KILSBY AUSTRALIA transport policy, planning and management advice
 

Which one of these is worth 130,000 truck trips ?

container ship

spoil barge
sailing ship passenger liner

Harbour ferry

Among all the big, beautiful or busy boats on Sydney Harbour, few people would pay much attention to a heap of dirt being barged under the Bridge.

They should. What you would be looking at is a small part of nearly 2 million tons of crushed sandstone being moved from one side of Sydney to the other, under the oblivious noses of the citizenry.

Where does it come from ? Well, if you're going to build a 20km long stormwater storage tunnel across northern Sydney to stop the sewer system getting distressed in heavy weather - with sometimes spectacular effects - then you are going to end up with a lot of sandstone. 1.9 million tons of it.

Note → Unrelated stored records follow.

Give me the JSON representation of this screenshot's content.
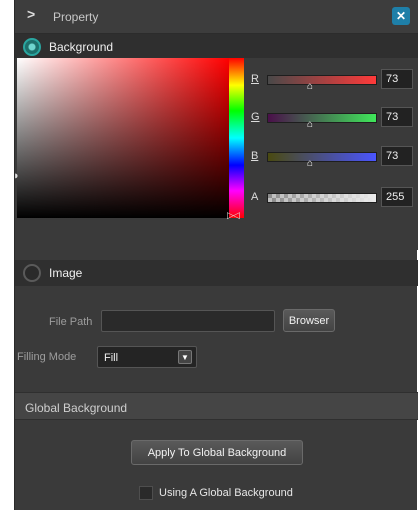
{
  "header": {
    "title": "Property",
    "chevron": ">",
    "pin_icon": "pin-icon"
  },
  "background_section": {
    "label": "Background",
    "selected": true
  },
  "channels": [
    {
      "letter": "R",
      "value": "73"
    },
    {
      "letter": "G",
      "value": "73"
    },
    {
      "letter": "B",
      "value": "73"
    },
    {
      "letter": "A",
      "value": "255"
    }
  ],
  "image_section": {
    "label": "Image",
    "selected": false,
    "file_path_label": "File Path",
    "file_path_value": "",
    "browse_button": "Browser",
    "filling_mode_label": "Filling Mode",
    "filling_mode_value": "Fill"
  },
  "global_background": {
    "header": "Global Background",
    "apply_button": "Apply To Global Background",
    "checkbox_label": "Using A Global Background",
    "checkbox_checked": false
  },
  "colors": {
    "accent_teal": "#2aa6a0",
    "pin_blue": "#1e7fa8",
    "panel_bg": "#3a3a3a"
  }
}
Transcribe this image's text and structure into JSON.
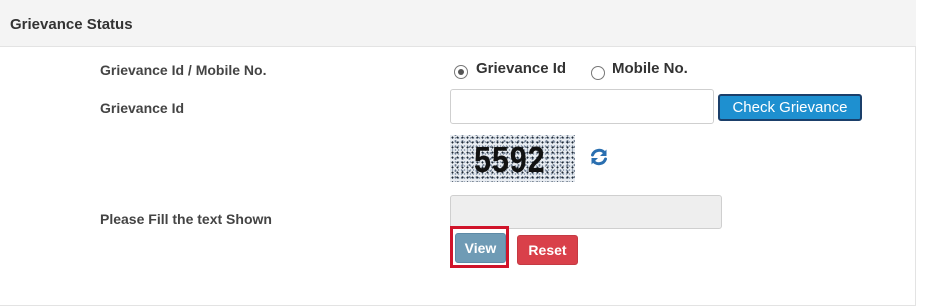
{
  "panel": {
    "title": "Grievance Status"
  },
  "form": {
    "search_by_label": "Grievance Id / Mobile No.",
    "options": [
      {
        "label": "Grievance Id",
        "selected": true
      },
      {
        "label": "Mobile No.",
        "selected": false
      }
    ],
    "grievance_id_label": "Grievance Id",
    "grievance_id_value": "",
    "check_button_label": "Check Grievance",
    "captcha_text": "5592",
    "refresh_icon": "refresh-icon",
    "captcha_prompt_label": "Please Fill the text Shown",
    "captcha_input_value": "",
    "view_button_label": "View",
    "reset_button_label": "Reset"
  },
  "colors": {
    "check_button": "#1e90d0",
    "view_button": "#6f9bb5",
    "reset_button": "#d9404a",
    "highlight_border": "#d0142a"
  }
}
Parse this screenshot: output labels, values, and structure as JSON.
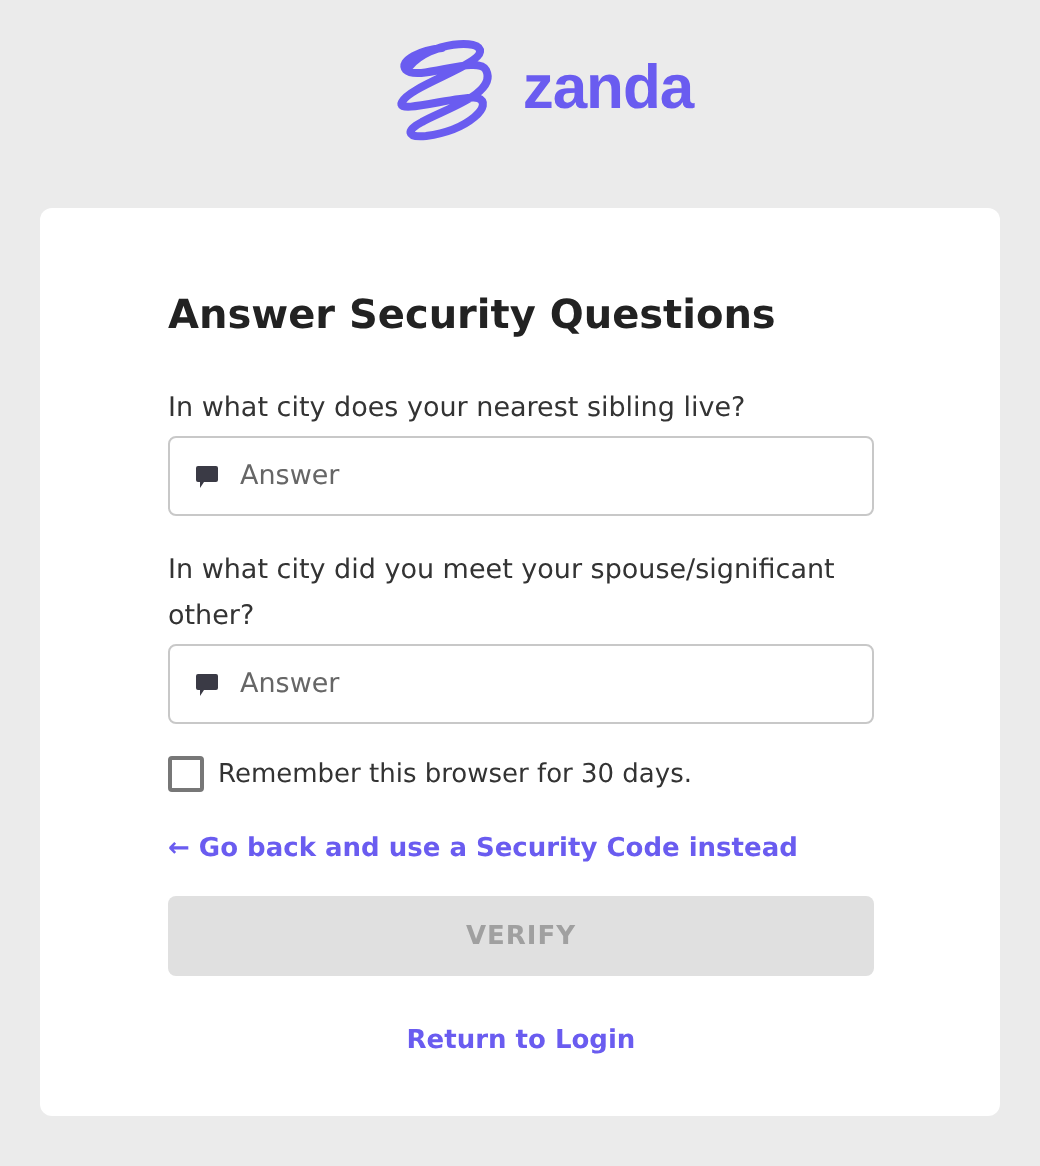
{
  "logo": {
    "text": "zanda"
  },
  "card": {
    "title": "Answer Security Questions",
    "questions": [
      {
        "label": "In what city does your nearest sibling live?",
        "placeholder": "Answer"
      },
      {
        "label": "In what city did you meet your spouse/significant other?",
        "placeholder": "Answer"
      }
    ],
    "remember": {
      "label": "Remember this browser for 30 days.",
      "checked": false
    },
    "back_link": "← Go back and use a Security Code instead",
    "verify_button": {
      "label": "VERIFY",
      "disabled": true
    },
    "return_link": "Return to Login"
  }
}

Finding a taker might have been difficult, had land reclaimers not been hard at work over in Western Sydney trying to turn a 35ha railway site (part of the former Commonwealth munitions dump at St Marys) into a modern freight terminal and other industrial facilities.

What actually happens is well worth a second look. The tunnel spoil moves :

  • out of the construction site at Tunks Park and straight into barges, or
  • out of the construction site at North Head and, by tunnel, into barges at Little Manly Point
  • 12km across Sydney Harbour to the commercial wharf at White Bay, by barge
  • onto the old coal stockpile at the disused White Bay Power Station, by dump truck
  • into railway wagons
  • through Sydney via freight and passenger lines and a disused branch line, by train
  • into a purpose-built bottom dump facility, right where the stuff is needed

Having been on the receiving end of the disruption caused by some quite small excavations just for buildings in Sydney, I am rather impressed by this.

(Acknowledgements to Engineers Australia for much of this information.)